During these trouble economic times (*drink), traffic is up on financial sites but ad revenue is down according to the International Herald Tribune.
The recent surge in interest in financial news was most immediately evident on the Internet. In October, the number of visitors to Web sites affiliated with The Wall Street Journal more than doubled, to 40.5 million, according to Dow Jones, which publishes The Journal. Other financial sites, like Yahoo Finance, have also shown big gains as worried investors click back again and again to monitor the decline in their portfolios.
CNBC, the business news television channel, said U.S. daytime viewership in the third quarter was up 26 percent from a year earlier. International audiences are harder to track, but CNBC said the number of e-mail messages from viewers in Europe, the Middle East and Africa grew by 180 percent in September.
Unfortunately, more traffic to sites doesn’t mean more revenue.
With advertising harder to come by, financial publishers are going directly to their readers for revenue. That is a reversal from the trend of recent years, in which more and more kinds of media content was made available free, supported by advertising.
Pearson, the publisher of The Financial Times, was already moving to lessen its exposure to advertising before the financial crisis intensified this autumn.
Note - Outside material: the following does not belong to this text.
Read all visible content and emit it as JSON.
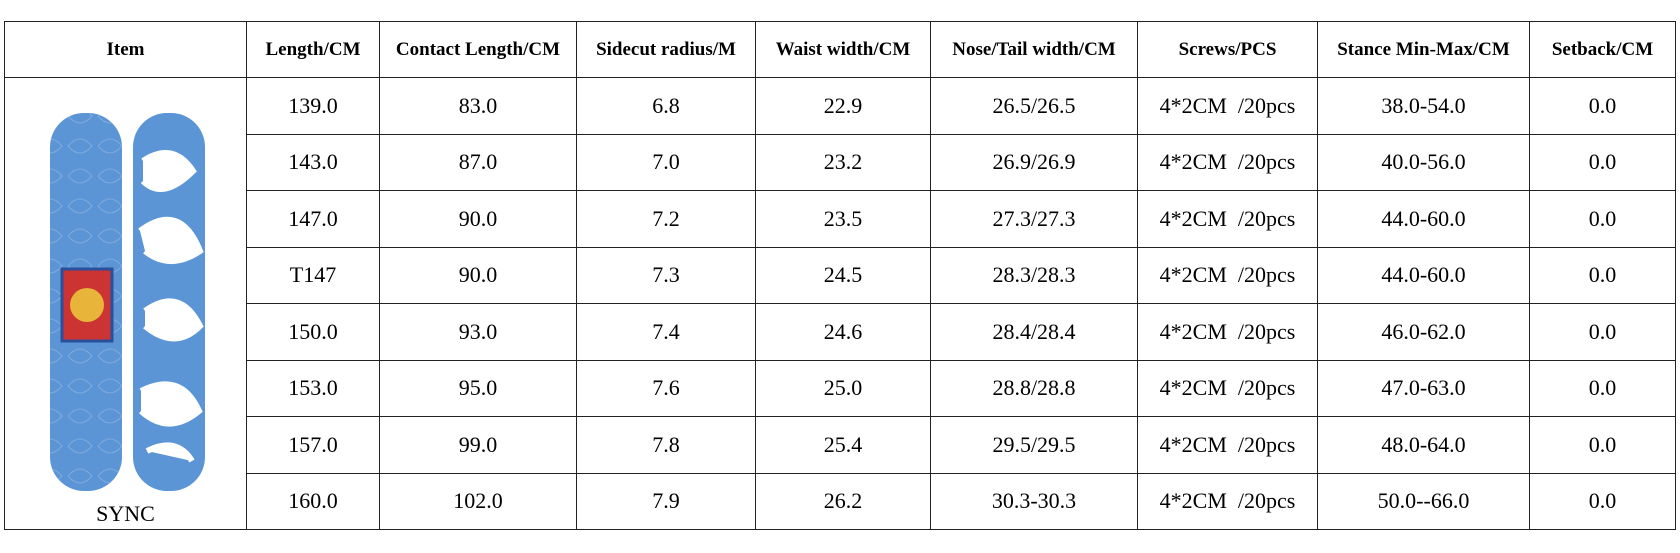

It raised the price of The FT, sold newspaper holdings in Spain, France and Germany, and acquired businesses that rely on subscription fees, like Mergermarket, which reports on the mergers and acquisitions business Advertising has been reduced to less than a third of revenue at the FT Group, which includes The Financial Times, Mergermarket and other journalistic businesses, from more than 50 percent in 2000.
In other words, financial sites are getting the bulk of their income from subscription fees rather than advertising. Wonder if we’re see the Financial Times ditch print and switch to online only?